The Irwin Army Community Hospital Replacement Project has been in the Fort Riley plans for years. The hospital is intended to replace its older hospital neighbor and is expected to have much more high-tech and up-to-date equipment.
After some delay, the hospital is finally set to open this May.
“They should be getting lots of new equipment, so that they will be able to do a lot more diagnostic testing and help people get better faster,” Abby Bundy, Fort Riley military wife, said.
The construction on this project was delayed for about a year due to construction issues that needed to be fixed, according to Steve Iverson, the deputy district engineer for Project Management for the U.S. Army Corps of Engineers, Kansas City District.
The hospital was originally supposed to make its debut in 2014, according to the Tywanna Sparks’ 2013 article “Hospital Construction More than Half Complete,” that was published on the official Fort Riley website.
Iverson said the project is now 98 percent complete, and was a challenge to complete simply because of the type of project it is.
“All hospital construction projects are difficult,” Iverson said. “They are typically very large, they are typically very expensive and they are typically very complex. All the medical requirements, from the air in the building, the communications system in the building, the fire suppression system in the building; there’s operating rooms, there’s emergency rooms, maternity rooms, psychiatric care. When you think about a building like this, it’s much more complicated that your average building and so, that’s part of the challenge the at Corps of Engineers has had with this, and the pure size of it and so on. You have to be on top of your game on a project like this for four to five years to get it done.”

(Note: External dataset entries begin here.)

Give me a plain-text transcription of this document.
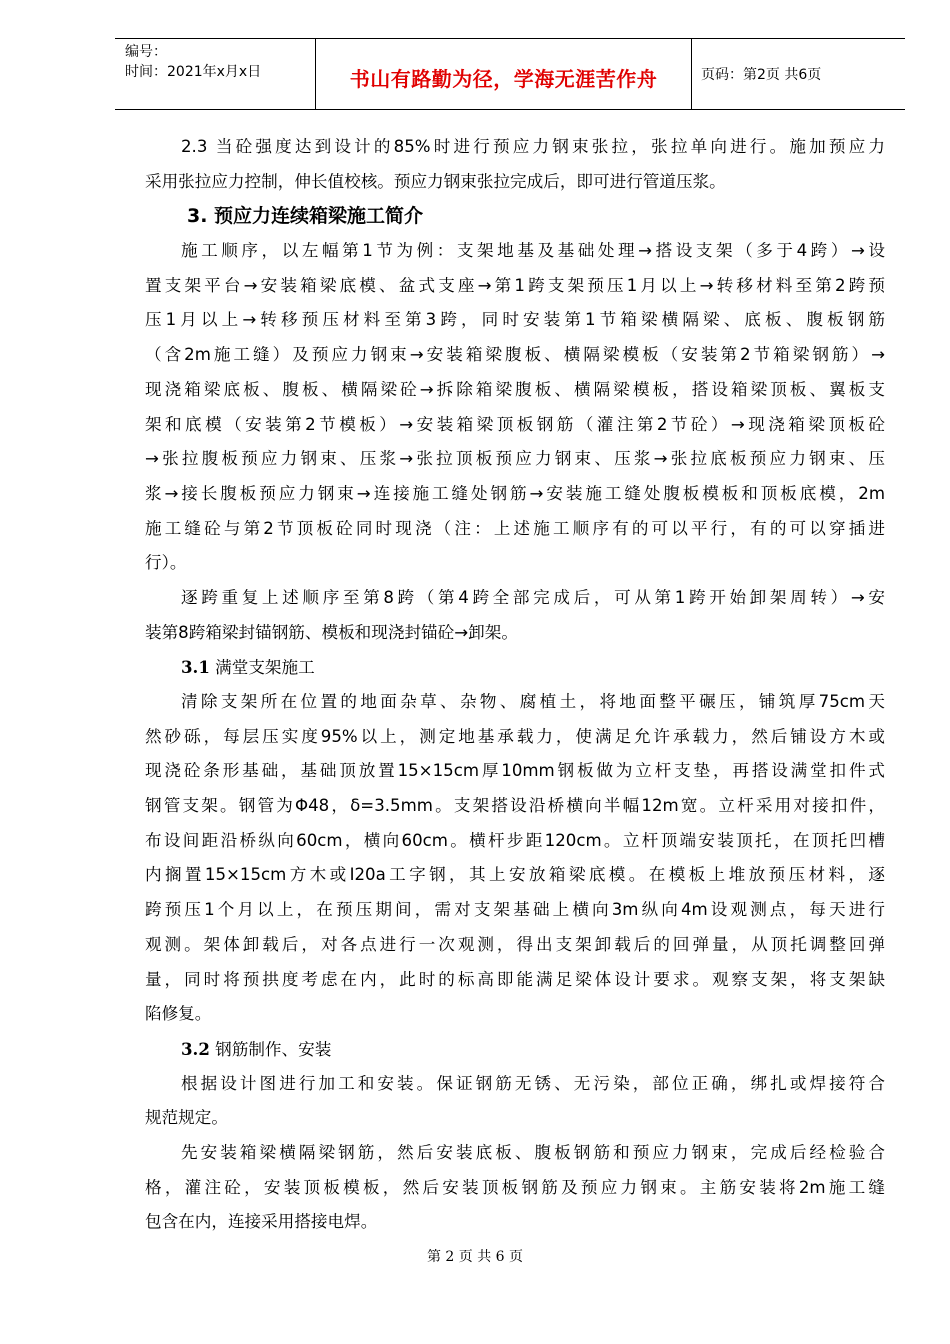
编号：
时间：2021年x月x日	书山有路勤为径，学海无涯苦作舟	页码：第2页 共6页
2.3 当砼强度达到设计的85%时进行预应力钢束张拉，张拉单向进行。施加预应力
采用张拉应力控制，伸长值校核。预应力钢束张拉完成后，即可进行管道压浆。
3. 预应力连续箱梁施工简介
施工顺序，以左幅第1节为例：支架地基及基础处理→搭设支架（多于4跨）→设
置支架平台→安装箱梁底模、盆式支座→第1跨支架预压1月以上→转移材料至第2跨预
压1月以上→转移预压材料至第3跨，同时安装第1节箱梁横隔梁、底板、腹板钢筋
（含2m施工缝）及预应力钢束→安装箱梁腹板、横隔梁模板（安装第2节箱梁钢筋）→
现浇箱梁底板、腹板、横隔梁砼→拆除箱梁腹板、横隔梁模板，搭设箱梁顶板、翼板支
架和底模（安装第2节模板）→安装箱梁顶板钢筋（灌注第2节砼）→现浇箱梁顶板砼
→张拉腹板预应力钢束、压浆→张拉顶板预应力钢束、压浆→张拉底板预应力钢束、压
浆→接长腹板预应力钢束→连接施工缝处钢筋→安装施工缝处腹板模板和顶板底模，2m
施工缝砼与第2节顶板砼同时现浇（注：上述施工顺序有的可以平行，有的可以穿插进
行）。
逐跨重复上述顺序至第8跨（第4跨全部完成后，可从第1跨开始卸架周转）→安
装第8跨箱梁封锚钢筋、模板和现浇封锚砼→卸架。
3.1 满堂支架施工
清除支架所在位置的地面杂草、杂物、腐植土，将地面整平碾压，铺筑厚75cm天
然砂砾，每层压实度95%以上，测定地基承载力，使满足允许承载力，然后铺设方木或
现浇砼条形基础，基础顶放置15×15cm厚10mm钢板做为立杆支垫，再搭设满堂扣件式
钢管支架。钢管为Φ48，δ=3.5mm。支架搭设沿桥横向半幅12m宽。立杆采用对接扣件，
布设间距沿桥纵向60cm，横向60cm。横杆步距120cm。立杆顶端安装顶托，在顶托凹槽
内搁置15×15cm方木或I20a工字钢，其上安放箱梁底模。在模板上堆放预压材料，逐
跨预压1个月以上，在预压期间，需对支架基础上横向3m纵向4m设观测点，每天进行
观测。架体卸载后，对各点进行一次观测，得出支架卸载后的回弹量，从顶托调整回弹
量，同时将预拱度考虑在内，此时的标高即能满足梁体设计要求。观察支架，将支架缺
陷修复。
3.2 钢筋制作、安装
根据设计图进行加工和安装。保证钢筋无锈、无污染，部位正确，绑扎或焊接符合
规范规定。
先安装箱梁横隔梁钢筋，然后安装底板、腹板钢筋和预应力钢束，完成后经检验合
格，灌注砼，安装顶板模板，然后安装顶板钢筋及预应力钢束。主筋安装将2m施工缝
包含在内，连接采用搭接电焊。
第 2 页 共 6 页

According to Sparks’ article, this hospital replacement project is the “largest construction project in 100 years for the U.S. Army Corps of Engineers Kansas City District.” The U.S. Army Corps of Engineers builds all types of facilities for soldiers in the military and their family. Some of these things include medical facilities, training facilities, barracks, dining facilities and company operations facilities.
“These are all facilities that are needed so that the war fire, our U.S. Army, can protect the homeland,” Iverson said. “The hospital is an integral part of it, not only for the day-to-day health and well-being of the soldiers and their families, but also for those wounded warriors that have made that sacrifice and come back and they need that extra care.”

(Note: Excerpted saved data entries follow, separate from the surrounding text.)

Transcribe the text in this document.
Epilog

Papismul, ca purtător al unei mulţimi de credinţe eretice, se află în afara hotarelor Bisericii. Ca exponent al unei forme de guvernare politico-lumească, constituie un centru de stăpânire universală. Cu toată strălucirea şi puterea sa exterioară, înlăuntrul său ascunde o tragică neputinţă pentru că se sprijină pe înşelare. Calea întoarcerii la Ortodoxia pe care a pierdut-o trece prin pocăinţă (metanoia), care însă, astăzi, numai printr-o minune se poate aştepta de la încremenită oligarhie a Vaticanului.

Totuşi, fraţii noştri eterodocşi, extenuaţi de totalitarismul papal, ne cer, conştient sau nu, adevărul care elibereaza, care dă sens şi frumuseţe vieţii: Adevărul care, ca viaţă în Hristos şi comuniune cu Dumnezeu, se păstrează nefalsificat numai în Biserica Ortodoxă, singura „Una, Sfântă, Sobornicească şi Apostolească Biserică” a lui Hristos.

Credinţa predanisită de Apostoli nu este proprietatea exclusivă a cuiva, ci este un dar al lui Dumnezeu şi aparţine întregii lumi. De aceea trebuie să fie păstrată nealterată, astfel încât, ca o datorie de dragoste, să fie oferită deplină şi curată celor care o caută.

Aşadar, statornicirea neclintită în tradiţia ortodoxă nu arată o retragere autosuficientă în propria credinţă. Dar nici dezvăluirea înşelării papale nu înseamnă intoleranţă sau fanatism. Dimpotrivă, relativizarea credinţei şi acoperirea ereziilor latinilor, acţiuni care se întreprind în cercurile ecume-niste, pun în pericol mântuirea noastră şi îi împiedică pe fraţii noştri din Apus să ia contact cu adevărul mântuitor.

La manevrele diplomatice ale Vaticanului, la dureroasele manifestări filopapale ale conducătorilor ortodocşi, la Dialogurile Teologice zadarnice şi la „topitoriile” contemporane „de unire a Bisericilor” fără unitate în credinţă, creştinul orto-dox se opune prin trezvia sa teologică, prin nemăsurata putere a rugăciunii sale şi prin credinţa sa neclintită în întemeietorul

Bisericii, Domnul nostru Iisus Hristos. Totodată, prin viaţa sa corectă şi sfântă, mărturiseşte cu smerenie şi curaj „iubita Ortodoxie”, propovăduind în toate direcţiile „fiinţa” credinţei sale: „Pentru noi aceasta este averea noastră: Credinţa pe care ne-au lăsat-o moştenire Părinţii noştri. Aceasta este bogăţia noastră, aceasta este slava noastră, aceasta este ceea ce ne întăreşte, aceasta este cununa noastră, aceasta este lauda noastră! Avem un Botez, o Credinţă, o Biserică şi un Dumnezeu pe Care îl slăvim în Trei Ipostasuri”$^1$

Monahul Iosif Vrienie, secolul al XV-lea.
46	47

Bundy, who is studying at Baker University to become a registered nurse, said she believes the hospital will benefit wounded warriors, and that it will also help strengthen the medical personnel opportunities on base.
“Hopefully they will be able to rehabilitate them faster so that they can get back to doing the things that they like to do; and it should hopefully offer good opportunities for the medical side of the military,” Bundy said.
Some of the hospital’s more superficial features will include a water wall, reflecting pool and healing garden. The facility will also be efficient in water and power usage, meeting the Leadership in Energy and Environmental Design Silver certification environmental standards.
According to Iverson, there will also be a clinic attached to the hospital. As it is set to replace Fort Riley’s current hospital, all the staff will be moving into the new building.